Sun, Nov 25, 2007 - Page 5 News List

PM says recent unrest poses no threat

AFP , YANGON, MYANMAR

Myanmar Prime Minister Thein Sein reassured Southeast Asian leaders at a summit last week that recent unrest in his country posed no threat to the region, official media said yesterday.

The nation was rocked by pro-democracy protests in September, when Buddhist monks led 100,000 people in the streets of Yangon only to suffer a violent reprisal from security forces.

A UN rights investigator said that 15 people were killed during the crackdown, while Myanmar has said that about 3,000 people were arrested.

Thein Sein told the summit that the unrest would have no effect on other nations, according to a report in the official New Light of Myanmar newspaper.

"World media exaggerated the news neglecting the actual facts, saying that the situation in Myanmar could harm international and regional peace and security," the government mouthpiece said, paraphrasing Thein Sein's remarks.

"The actual situations in Myanmar did not pose a threat to the international community, let alone regional countries' peace and security," the paper said.

Myanmar was expected to face tough criticism at the summit of the Association of Southeast Asian Nations in Singapore last week, but instead secured a diplomatic victory by blocking a briefing by UN envoy Ibrahim Gambari.
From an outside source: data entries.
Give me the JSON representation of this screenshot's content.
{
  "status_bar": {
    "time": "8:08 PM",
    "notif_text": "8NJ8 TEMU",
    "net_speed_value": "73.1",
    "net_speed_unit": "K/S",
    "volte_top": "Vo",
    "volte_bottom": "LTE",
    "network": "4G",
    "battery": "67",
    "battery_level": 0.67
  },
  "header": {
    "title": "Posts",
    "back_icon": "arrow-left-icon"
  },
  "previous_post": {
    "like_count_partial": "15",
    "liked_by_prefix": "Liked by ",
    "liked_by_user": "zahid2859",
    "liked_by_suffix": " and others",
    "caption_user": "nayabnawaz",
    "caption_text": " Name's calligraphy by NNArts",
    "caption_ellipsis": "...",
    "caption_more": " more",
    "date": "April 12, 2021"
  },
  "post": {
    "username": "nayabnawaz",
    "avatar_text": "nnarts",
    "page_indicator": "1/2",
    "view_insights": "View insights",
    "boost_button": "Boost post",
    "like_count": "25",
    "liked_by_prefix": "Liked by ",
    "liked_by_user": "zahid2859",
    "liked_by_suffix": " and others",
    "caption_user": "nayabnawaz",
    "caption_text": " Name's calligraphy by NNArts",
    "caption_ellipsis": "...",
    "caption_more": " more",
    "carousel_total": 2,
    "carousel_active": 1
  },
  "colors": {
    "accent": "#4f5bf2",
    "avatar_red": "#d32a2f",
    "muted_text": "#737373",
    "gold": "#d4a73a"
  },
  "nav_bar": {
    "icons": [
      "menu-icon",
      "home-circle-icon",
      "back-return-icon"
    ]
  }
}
The New Light of Myanmar said that the ruling junta was annoyed with Gambari for releasing a statement from detained democracy leader Aung San Suu Kyi without first consulting the generals.

"Myanmar is closely dealing with both regional countries and global countries and is cooperating with the United Nations," the paper said.

"Mr Gambari, however, without any consultation or coordination in advance with the government of Myanmar, had released a statement of Daw Aung San Suu Kyi," it said, using an honorific title for the Nobel peace prize winner.

In the statement released on Nov. 8, Aung San Suu Kyi said she was ready to engage the government in serious talks on national reconciliation.

The 62-year-old has been confined to her home for 12 of the last 18 years, despite international calls for her release.

Her National League for Democracy party won elections in 1990 with a landslide victory, but the military government has never recognized the result.